15 Şubat 2019 Cuma

28 ŞUBAT 1997 SONRASI ABD NİN ASKERİ., EKONOMİK VE SİYASİ MÜDAHALESİ. BÖLÜM 3

28 ŞUBAT 1997 SONRASI ABD NİN ASKERİ., EKONOMİK VE SİYASİ MÜDAHALESİ. BÖLÜM 3



 1 Haziran 2003'de G-8 ülkeleri, Evian'da yaptıkları toplantıda, terörle mücadele bayrağını yükseltmeyi kararlaştırdı. Terörü esas kendilerinin yarattığını gözardı ettiler. Fransa'da globalleşme karşıtı gösteriler yapıldı.

Amerikalılar'ın Kerkük'ü Kürtler'e teslim etmek için kurdukları düzen ortaya çıktı. Amerikalılar sözde "Kerkük'e vali" seçimi yaptılar. Bunun için Kerkük'te yaşayan 4 etnik grubun her birine (Türkmen, Kürt, Süryani ve Arap) eşit sayıda 39 delege gösterme hakkı tanıdı. 144 delege ise ABD'li komutanlar tarafından muhtelif meslek kategorileri esas alınarak seçildi. Her etnik grup kendi içinden kent meclisine gidecek 6 temsilci seçerken, Amerikalıların saptadığı 144 bağımsız delegeye de 6 temsilci seçme hakkı tanındı. Türkmen Cephesi, 144 delegenin ezici bir şekilde Kürtler arasından seçilişine itiraz etti, ama işe yaramadı. Öte yandan Türkmenler'e tanınan 39 delegelik ise 3 ayrı siyasi grup arasında her birine eşit sayıda bölüştürüldü. Ankara'ya yakın duran Irak Türkmen Cephesi'ne 13, İslamcı çizgideki Türkmen partilere (İslami Birlik Partisi ve Türkmen Vefa Partisi) 13, ve Iraklı Kürtler'le her nedense işbirliğine sıcak bakan partilere de (Millet Partisi ve Türkmen Kardeşlik Partisi) yine 13 delege düştü. seçim sonucu Türkmen cephesi kent meclisine 3, İslamcı partiler 2, Millet Partisi ise 1 temsilci gönderdi. Vali seçiminde Talabanî'nin adayı Abdurrahman Mustafa ve Türkmen Cephesi'nin adayı Mustafa Kemal Yaylacı yarıştılar. Sandıktan Talabanî'nin adayına 20 oy çıkarken, Arap-Türkmen işbirliğine rağmen, Yaylacı ancak 10 oy alabildi. Anlaşıldığına göre, Kürtler, Süryaniler, Bağımsızlar'ın yanısıra, Arap ve Türkmenler'den 2 kişi Kürt adaya oy vermişti!.. Türkmenler 5 Vali Yardımcılığı'ndan hiç birini alamadılar... Bu arada Başkan Bush Bush'a göre Kuzey Irak'ta bulunan iki boş kamyonun, "mobil kitlesel imha silah yapım laboratuvarı" olduğunu öne sürdü. Aklınca milleti kandıracak!..

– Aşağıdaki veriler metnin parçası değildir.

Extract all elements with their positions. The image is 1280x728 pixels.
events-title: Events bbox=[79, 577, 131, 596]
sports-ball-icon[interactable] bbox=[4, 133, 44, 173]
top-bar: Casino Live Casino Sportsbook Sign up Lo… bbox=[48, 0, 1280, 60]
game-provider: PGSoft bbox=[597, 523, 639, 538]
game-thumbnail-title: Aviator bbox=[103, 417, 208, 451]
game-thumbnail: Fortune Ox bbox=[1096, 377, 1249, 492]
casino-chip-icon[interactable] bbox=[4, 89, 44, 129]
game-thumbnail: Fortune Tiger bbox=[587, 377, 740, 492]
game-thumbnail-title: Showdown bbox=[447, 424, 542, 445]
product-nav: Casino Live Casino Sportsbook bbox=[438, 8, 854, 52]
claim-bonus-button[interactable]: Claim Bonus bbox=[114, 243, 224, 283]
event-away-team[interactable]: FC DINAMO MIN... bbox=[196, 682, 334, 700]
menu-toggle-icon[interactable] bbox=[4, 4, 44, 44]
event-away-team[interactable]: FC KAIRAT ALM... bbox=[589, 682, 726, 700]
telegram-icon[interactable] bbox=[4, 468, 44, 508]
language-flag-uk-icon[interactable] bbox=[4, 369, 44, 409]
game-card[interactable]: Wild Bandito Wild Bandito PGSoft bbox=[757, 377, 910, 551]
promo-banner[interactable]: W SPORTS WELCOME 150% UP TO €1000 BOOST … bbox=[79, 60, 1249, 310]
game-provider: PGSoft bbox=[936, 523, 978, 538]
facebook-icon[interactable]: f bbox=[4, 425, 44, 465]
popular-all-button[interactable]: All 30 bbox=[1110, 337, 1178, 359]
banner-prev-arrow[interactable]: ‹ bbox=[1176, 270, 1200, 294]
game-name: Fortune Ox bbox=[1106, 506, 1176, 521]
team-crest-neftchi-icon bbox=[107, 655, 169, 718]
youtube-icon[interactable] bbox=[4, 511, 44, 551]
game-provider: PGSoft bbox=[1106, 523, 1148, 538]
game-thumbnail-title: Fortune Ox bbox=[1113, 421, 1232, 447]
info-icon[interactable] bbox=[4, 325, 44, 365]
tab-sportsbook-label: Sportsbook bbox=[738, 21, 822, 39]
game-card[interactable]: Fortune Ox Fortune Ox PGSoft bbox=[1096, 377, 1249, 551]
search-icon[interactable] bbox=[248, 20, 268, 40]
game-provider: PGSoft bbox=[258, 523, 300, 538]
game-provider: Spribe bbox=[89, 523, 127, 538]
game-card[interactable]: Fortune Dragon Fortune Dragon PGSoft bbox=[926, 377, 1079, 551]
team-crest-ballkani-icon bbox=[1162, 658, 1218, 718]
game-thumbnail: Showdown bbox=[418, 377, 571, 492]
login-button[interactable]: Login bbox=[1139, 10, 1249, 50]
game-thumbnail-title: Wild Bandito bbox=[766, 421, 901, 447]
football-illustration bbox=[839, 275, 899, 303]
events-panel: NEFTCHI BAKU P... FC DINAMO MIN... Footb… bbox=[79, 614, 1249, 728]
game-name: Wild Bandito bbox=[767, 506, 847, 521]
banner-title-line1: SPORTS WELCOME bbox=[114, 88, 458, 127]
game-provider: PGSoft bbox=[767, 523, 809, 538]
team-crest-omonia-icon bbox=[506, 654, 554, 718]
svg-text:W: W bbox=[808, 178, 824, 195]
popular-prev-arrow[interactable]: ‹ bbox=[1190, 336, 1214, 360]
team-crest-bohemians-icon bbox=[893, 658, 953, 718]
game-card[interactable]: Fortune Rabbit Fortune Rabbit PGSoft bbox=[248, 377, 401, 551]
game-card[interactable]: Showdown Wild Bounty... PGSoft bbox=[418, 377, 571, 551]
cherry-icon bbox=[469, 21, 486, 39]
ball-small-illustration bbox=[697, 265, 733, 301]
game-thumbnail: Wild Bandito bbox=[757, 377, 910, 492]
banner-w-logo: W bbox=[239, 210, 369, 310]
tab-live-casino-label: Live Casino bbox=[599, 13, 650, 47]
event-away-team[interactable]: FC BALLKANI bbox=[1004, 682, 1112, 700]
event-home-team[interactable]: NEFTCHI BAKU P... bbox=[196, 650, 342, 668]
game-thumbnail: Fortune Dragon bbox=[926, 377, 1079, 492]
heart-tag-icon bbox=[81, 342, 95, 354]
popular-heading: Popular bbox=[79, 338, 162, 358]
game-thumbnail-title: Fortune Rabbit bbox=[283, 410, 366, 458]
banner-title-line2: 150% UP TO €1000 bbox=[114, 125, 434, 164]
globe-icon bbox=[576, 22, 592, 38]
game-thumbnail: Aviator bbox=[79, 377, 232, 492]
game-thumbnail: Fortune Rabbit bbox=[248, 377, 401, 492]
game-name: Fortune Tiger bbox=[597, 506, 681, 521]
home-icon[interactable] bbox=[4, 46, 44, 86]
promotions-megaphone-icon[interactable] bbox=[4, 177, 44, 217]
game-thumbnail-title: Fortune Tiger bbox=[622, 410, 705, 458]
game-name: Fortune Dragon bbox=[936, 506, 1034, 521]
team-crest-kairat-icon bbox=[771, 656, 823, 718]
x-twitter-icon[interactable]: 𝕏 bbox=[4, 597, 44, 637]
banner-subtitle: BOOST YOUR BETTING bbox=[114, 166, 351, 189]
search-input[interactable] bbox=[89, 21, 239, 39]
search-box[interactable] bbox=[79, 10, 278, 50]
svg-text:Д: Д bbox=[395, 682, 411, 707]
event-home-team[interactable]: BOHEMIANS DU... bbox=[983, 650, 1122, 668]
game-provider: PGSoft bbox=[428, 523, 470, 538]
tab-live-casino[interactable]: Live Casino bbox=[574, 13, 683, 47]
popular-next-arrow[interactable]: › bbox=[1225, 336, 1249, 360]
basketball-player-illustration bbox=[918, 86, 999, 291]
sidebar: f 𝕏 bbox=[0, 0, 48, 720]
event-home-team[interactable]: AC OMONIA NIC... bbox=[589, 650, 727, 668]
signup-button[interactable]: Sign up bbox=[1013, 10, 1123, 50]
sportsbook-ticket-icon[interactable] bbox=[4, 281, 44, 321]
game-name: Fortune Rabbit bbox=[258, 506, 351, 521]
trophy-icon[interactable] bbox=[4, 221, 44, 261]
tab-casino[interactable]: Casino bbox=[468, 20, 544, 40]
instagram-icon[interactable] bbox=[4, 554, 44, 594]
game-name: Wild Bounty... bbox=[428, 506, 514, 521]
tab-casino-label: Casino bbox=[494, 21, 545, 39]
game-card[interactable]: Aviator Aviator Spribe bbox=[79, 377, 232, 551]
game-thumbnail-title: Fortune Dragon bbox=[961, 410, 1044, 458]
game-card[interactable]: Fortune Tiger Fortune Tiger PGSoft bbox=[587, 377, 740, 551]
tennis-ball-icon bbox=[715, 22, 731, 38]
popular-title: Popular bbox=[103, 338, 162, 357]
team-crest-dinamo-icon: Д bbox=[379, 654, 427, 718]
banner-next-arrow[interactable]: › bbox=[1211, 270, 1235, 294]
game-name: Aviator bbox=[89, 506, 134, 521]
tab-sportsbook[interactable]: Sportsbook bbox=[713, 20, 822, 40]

  2 Haziran'da Avrupa Uzay Kurumu, Kazakistan'dan Mars'a uydu yolladı. Aynı gün bizde İMKB 11.579 puanla kapanırken, dolardaki düşüş devam etti.

  3 Haziran'da Danıştay, HSBC'ye satılan Demirbank'ın TMSF'ye devrine ilişkin "BDDK kararının iptali" istemini reddetti. Yani Demirbank TMSF'de kaldı. Aynı gün Bakırköy'de bir üst geçidin altına konulan uzaktan kumandalı bomba, DGM cumhuriyet savcıları ve hâkimlerini taşıyan servis minibüsü geçerken patlatıldı, 5 kişi yaralandı.

  4 Haziran'da şirket kurarken karşılaşılan 19 bürokratik engel, 3'e indi. Ah, bir de inşaat iznindeki yüz küsur imza azaltılsa! Peşin (geçici) vergi kalksa!.. Aynı gün Hükümet Petkim'den sonra TÜPRAŞ'taki kamu hisselerinin de tamamını satma kararı verdi. Devlet'in milletin malı haraç mezat gidiyordu!

  5 Haziran'da yabancı yatırımın özendirilmesine ilişkin ''Doğrudan Yabancı Yatırımlar Kanun Tasarısı'' Meclis Genel Kurulu'nda kabul edildi... TÜRK'ün elini kolunun bağlayan kanunlar, yabancıya imtiyazlar tanıyan kanunlar!.. Aynen Tanzimat dönemi gibi!

  6 Haziran'da Ziraat Bankası tarafından kullandırılan, takipteki ve ödeme planına bağlanmış tarımsal kredilerin ödenmesini yapılandıran tasarı yasalaştı. Aynı gün Petkim'in yüzde 88,86'lık hissesinin satışına dönük ihalede en yüksek teklifi, 605 milyon dolarla Standart Kimya verdi.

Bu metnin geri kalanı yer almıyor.